IMA: la nécessité d’un nouveau récit

Par Zakia Laaroussi

La chute fut lente, puis brutale. Celle de l’homme qui se rêvait « blanc comme neige » dans le paysage feutré des institutions françaises. L’affaire Epstein, avec ses 673 occurrences du nom de Jack Lang, aura eu raison du mythe de l’ »intouchable », révélant non un crime, mais l’opacité d’une amitié mondaine, de services rendus, d’un pont discret jeté vers l’Élysée.

La démission « proposée » et aussitôt entérinée de l’ancien ministre signe bien plus que la fin d’un règne à la tête de l’Institut du Monde Arabe (IMA). Elle scelle le crépuscule d’un modèle de gouvernance paternaliste, et ouvre, dans le fracas du scandale, une brèche historique. Une question longtemps différée s’impose désormais avec une acuité politique et symbolique inédite : à quand une femme à la présidence de l’IMA?

L’institut, conçu comme un pont entre les cultures, s’était transformé sous cette longue présidence (2013–2025) en miroir des ambiguïtés de l’élite française. L’enquête préliminaire pour blanchiment de fraude fiscale aggravée visant Lang et sa fille Caroline, les interrogations sur la porosité entre intérêts privés et mission publique, ont fini par éroder la légitimité morale du président.

L’homme du dialogue des cultures incarnait malgré lui l’image d’un système clos, d’une République d’ »héritiers » où les mêmes noms circulent indéfiniment. La demande de démission, venue jusqu’au sein de son propre camp socialiste, fut un aveu : l’institution devait être protégée de l’homme.

Le siège désormais vacant à la tête de l’IMA n’appelle pas un simple remplacement, mais une refondation.

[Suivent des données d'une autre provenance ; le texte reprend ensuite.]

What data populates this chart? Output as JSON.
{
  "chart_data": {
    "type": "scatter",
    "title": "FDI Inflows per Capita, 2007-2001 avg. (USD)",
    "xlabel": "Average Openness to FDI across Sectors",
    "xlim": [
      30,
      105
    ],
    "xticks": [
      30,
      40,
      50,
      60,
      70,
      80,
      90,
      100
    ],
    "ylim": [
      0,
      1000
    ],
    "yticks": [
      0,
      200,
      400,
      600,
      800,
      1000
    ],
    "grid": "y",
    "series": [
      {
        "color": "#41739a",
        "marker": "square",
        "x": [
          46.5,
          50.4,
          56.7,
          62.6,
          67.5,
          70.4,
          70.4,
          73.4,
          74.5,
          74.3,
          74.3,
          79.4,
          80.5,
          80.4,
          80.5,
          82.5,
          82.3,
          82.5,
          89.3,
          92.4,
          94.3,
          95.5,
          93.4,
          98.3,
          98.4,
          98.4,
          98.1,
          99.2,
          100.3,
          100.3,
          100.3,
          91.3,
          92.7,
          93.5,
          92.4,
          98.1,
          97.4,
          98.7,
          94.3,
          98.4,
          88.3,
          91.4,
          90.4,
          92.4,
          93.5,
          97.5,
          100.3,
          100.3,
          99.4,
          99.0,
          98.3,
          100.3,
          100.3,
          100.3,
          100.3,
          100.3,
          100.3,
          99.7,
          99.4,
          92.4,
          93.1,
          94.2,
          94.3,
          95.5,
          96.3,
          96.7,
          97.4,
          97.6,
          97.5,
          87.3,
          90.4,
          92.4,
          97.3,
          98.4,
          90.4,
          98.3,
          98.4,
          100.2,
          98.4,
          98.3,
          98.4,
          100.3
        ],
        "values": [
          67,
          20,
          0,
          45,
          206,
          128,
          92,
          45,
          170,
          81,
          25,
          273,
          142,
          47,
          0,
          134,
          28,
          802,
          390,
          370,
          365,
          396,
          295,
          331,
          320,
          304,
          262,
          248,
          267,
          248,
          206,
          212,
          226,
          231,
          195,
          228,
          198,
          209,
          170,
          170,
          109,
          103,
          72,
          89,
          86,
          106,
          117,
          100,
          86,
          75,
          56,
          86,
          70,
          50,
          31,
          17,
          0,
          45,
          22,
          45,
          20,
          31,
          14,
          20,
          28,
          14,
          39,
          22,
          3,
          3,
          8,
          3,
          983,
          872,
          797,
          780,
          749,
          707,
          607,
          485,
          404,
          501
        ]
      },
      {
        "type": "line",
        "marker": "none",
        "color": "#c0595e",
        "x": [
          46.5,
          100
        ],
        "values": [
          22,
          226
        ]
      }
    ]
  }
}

Dans cet interstice entre l’effondrement d’un ancien monde et l’incertitude du nouveau, la France a l’occasion d’un geste éclatant, d’une véritable performance politique.

Pourquoi persister dans l’archaïsme d’un recrutement circonscrit au sérail des anciens ministres et hauts fonctionnaires, nécessairement masculins ?
Le moment est venu de saisir le précepte de Virginia Woolf : une institution, pour être vivante et généreuse, a besoin d’une « chambre à soi », d’un espace de création libéré des tutelles traditionnelles. Or, cette « chambre » nouvelle, cet espace de réinvention, pourrait précisément prendre le visage d’une femme française issue de la diversité du monde arabe. L’acte ne se réduirait pas à une concession à l’air du temps ou à un alignement comptable sur des quotas. Il constituerait un geste de haute politique culturelle.

Une telle nomination réaliserait la synthèse parfaite et jusqu’alors inédite de la double mission de l’IMA : être à la fois une vitrine de la culture arabe en France et le reflet de la France multiple qui la porte en elle. Cette femme, si elle cumulait, comme il est plausible, une expérience ministérielle, une expertise culturelle et cette légitimité existentielle, ne serait pas une simple administratrice. Elle incarnerait le dialogue qu’elle est chargée de promouvoir. Elle ferait passer l’Institut de l’ère du « regard sur » à celle de « la parole de », transformant le musée en laboratoire.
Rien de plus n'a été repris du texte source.